We are having a really weird issue reading Xml files from Blob Storage.
We are storing Xml files in Blob storage. When we store the files there, they seem fine. When we download them any other way, they still seem fine.
BUT when we use this code to download and serialize them:
private Contextualizable DownloadData(CloudBlobContainer blobStorage, string filetoDownload) {
return (Contextualizable)new XmlSerializer(documentTypeByFileName[filetoDownload], new XmlRootAttribute("Document"))
.Deserialize(new StringReader(this.DownloadFromBlobStorage(blobStorage, filetoDownload)));
}
private string DownloadFromBlobStorage(CloudBlobContainer blobStorage, string filetoDownload) {
return blobStorage
.GetBlockBlobReference(filetoDownload)
.DownloadTextAsync()
.GetAwaiter()
.GetResult()
}
This will fail because a mysterious "?" somehow gets inserted BEFORE the prolog.
We have a naive fix/hack/workaround for this. We've added .Remove(0,1)
to the end of DownloadFromBlobStorage
as follows:
private string DownloadFromBlobStorage(CloudBlobContainer blobStorage, string filetoDownload) {
return blobStorage
.GetBlockBlobReference(filetoDownload)
.DownloadTextAsync()
.GetAwaiter()
.GetResult()
.Remove(0, 1); // We don't know why!?!?!
}
This seems to work.

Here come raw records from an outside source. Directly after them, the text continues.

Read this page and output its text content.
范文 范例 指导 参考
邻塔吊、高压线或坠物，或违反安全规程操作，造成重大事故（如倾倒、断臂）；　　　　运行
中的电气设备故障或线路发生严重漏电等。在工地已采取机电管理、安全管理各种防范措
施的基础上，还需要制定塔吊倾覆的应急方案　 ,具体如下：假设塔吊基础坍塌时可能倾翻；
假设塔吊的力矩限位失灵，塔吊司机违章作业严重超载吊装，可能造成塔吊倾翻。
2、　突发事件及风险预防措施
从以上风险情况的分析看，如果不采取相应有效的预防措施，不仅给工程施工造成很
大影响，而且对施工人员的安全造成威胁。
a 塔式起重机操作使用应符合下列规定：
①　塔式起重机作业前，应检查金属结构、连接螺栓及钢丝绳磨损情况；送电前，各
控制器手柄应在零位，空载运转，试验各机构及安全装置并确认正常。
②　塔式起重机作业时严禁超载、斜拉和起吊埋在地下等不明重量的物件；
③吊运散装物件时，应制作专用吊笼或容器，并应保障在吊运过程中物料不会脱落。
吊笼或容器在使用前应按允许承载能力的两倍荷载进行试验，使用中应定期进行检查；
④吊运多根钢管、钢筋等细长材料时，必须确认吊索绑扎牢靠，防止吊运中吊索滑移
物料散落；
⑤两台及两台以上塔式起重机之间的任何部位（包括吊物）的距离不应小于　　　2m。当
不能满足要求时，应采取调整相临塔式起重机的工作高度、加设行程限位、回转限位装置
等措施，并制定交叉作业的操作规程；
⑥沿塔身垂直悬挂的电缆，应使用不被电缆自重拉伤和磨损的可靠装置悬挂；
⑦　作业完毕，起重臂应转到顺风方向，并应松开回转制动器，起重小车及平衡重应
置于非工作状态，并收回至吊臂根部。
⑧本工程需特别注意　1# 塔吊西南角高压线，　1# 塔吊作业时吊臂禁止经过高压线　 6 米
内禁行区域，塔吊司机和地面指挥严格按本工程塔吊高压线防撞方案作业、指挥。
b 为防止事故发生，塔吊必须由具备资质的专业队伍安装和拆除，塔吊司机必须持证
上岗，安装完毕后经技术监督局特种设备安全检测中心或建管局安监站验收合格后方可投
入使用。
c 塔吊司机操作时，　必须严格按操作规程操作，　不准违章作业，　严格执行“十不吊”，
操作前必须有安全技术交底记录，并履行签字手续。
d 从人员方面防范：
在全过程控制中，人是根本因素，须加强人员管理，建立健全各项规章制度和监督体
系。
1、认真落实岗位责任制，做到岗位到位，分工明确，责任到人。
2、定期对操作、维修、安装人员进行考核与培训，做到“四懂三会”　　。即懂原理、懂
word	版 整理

But it seems a bit hackish since we don't know where the initial question mark is coming from and what other anomolies there might be in our data or data processing, which could later result in data corruption or data loss.
We suspect there might be an encoding problem, but I couldn't find any trivial solutions towards specifying the encoding of the document we are downloading and parsing.
Any ideas where the character might be coming from and what the most reliable way to fix this would be?